Nous aspirons tous au bonheur et le monde entier cherche les clefs qui vont y mener. Des forums en discutent, des sociologues et des philosophes se penchent sur la question, des milliers de livres ont été écrits sur le sujet, sans parvenir à apporter de vraies réponses.
Si le dicton populaire nous dit que l’argent ne fait pas le bonheur, ils n’en reste pas moins que nombreux sont ceux qui pensent que la voie royale qui y mène, passe par la richesse. L’aisance matérielle, personne ne peut le nier, règle beaucoup de soucis de ce monde, amène la respectabilité, parfois même le pouvoir et permet l’accès à de nombreux plaisirs. En hébreu, les mots "Ocher" (le bonheur) et "‘Ocher" (la richesse) se prononcent presque de la même façon, la différence ne tenant qu’à un son guttural – comme pour créer la confusion.
Chaque année en Israël, le Bitoua’h Léoumi (équivalent de la Sécurité sociale en France) publie des données sur la situation économique du pays et de ses habitants. Les derniers chiffres indiquent que 1/5 de la population vit en dessous du seuil de pauvreté, pourcentage élevé pour un pays qui se porte bien économiquement. Les villes les plus touchées sont celles où vit la population orthodoxe (‘Harédim), comme Bné Brak où les revenus sont bas et les familles nombreuses.
Parallèlement à ces données, une enquête a été menée par l’Etat hébreu pour évaluer le niveau de bonheur des habitants. On a questionné les Israéliens sur leur sentiments de stress, d’angoisse, de solitude et de tristesse, mais également sur leur ressenti de sécurité, de sérénité, d’espoir en l’avenir et de satisfaction de la vie en général, en leur demandant également de préciser leur niveau de religiosité. Et là, surprise ! Ce même public ‘Harédi apparait comme le plus heureux du pays. Voici à priori des données contradictoires où pauvreté et bonheur semblent faire bon ménage dans une même population.

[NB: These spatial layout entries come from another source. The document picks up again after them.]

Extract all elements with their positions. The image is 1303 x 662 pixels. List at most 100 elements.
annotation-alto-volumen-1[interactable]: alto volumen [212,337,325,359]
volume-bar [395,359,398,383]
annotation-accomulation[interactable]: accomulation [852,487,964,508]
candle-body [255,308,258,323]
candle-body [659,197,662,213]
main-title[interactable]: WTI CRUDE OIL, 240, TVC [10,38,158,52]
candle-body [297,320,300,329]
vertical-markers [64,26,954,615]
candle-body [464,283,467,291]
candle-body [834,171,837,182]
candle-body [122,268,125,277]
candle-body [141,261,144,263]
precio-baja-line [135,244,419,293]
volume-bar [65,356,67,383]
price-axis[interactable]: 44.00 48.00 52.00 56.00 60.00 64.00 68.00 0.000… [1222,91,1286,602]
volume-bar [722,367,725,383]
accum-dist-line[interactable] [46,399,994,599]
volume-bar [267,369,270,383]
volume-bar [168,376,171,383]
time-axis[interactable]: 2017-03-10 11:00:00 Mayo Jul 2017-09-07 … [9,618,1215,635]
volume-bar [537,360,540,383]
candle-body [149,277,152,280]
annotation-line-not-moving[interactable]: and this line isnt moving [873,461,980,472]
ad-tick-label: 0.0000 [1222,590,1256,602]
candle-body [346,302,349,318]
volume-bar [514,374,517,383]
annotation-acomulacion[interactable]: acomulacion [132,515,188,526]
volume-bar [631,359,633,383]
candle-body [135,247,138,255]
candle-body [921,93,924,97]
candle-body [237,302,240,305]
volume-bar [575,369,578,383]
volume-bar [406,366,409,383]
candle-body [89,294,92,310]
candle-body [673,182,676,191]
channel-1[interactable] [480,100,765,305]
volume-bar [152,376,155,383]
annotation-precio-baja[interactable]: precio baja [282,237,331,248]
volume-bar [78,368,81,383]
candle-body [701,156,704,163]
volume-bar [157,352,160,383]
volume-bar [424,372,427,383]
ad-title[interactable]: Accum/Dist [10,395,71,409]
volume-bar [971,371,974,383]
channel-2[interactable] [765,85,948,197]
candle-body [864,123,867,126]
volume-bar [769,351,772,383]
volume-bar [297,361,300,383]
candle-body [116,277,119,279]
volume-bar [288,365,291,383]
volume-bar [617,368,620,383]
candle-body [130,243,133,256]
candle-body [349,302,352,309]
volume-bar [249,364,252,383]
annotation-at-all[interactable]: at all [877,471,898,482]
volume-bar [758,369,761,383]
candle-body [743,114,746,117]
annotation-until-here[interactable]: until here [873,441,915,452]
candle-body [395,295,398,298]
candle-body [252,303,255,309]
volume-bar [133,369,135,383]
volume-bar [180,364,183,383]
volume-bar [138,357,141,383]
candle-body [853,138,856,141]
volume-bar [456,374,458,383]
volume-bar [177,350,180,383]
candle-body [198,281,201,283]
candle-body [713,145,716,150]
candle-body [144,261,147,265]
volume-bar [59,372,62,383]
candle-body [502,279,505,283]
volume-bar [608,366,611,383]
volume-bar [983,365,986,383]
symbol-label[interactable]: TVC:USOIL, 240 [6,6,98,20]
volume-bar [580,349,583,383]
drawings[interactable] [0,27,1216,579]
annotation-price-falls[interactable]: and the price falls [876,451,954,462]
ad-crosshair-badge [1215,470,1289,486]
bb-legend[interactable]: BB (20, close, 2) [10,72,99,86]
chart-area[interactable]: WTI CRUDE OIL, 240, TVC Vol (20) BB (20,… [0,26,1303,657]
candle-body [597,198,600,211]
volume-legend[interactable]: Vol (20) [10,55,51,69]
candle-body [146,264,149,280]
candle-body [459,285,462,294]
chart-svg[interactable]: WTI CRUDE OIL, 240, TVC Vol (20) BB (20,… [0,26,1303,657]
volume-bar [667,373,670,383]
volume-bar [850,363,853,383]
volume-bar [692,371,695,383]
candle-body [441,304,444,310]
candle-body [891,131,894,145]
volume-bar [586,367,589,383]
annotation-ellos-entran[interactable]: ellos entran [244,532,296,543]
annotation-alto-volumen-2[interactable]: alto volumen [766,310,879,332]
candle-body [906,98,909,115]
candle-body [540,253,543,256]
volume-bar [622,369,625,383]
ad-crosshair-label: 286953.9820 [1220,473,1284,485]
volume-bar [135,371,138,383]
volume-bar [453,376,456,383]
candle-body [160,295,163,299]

Le journaliste israélien Samy Perets du journal économique "The Marker" explique le phénomène en y donnant deux raisons : premièrement les religieux sont heureux de leur sort et deuxièmement, il existe dans ce public une entraide exceptionnelle. La famille, les voisins, les connaissances forment un tissu social solide qui apportera son soutien dans les moments difficiles et sera présent lors des joies. Chacun participe selon ses moyens à la Tsédaka et jamais une famille n’est abandonnée dans la détresse. Les organismes d’aide aux nécessiteux et aux malades sont très nombreux, sans compter les initiatives personnelles d’un public qui est en éveil et sait reconnaitre le désarroi chez son prochain. Ces deux éléments sont les clefs du bonheur et se confirment sur le terrain.
La Paracha de Térouma rapporte l’empressement des Bné Israël à participer par des dons à la construction du Tabernacle, jusqu'à ce que Moché leur demande d’arrêter leur contribution. D’autre part, nos Sages rapportent (Yébamot 79a) qu’un des trois traits par lequel un Juif se distingue est Guémilout ‘Hassadim (aide à son prochain). Le fait de donner est une qualité que nous a transmise notre ancêtre Avraham, qui excellait dans cet attribut. Le bonheur en découle pour le bénéficiaire bien sûr, mais surtout pour le donneur, sachant que la vraie entrave au bonheur est l’égoïsme et le repli sur soi.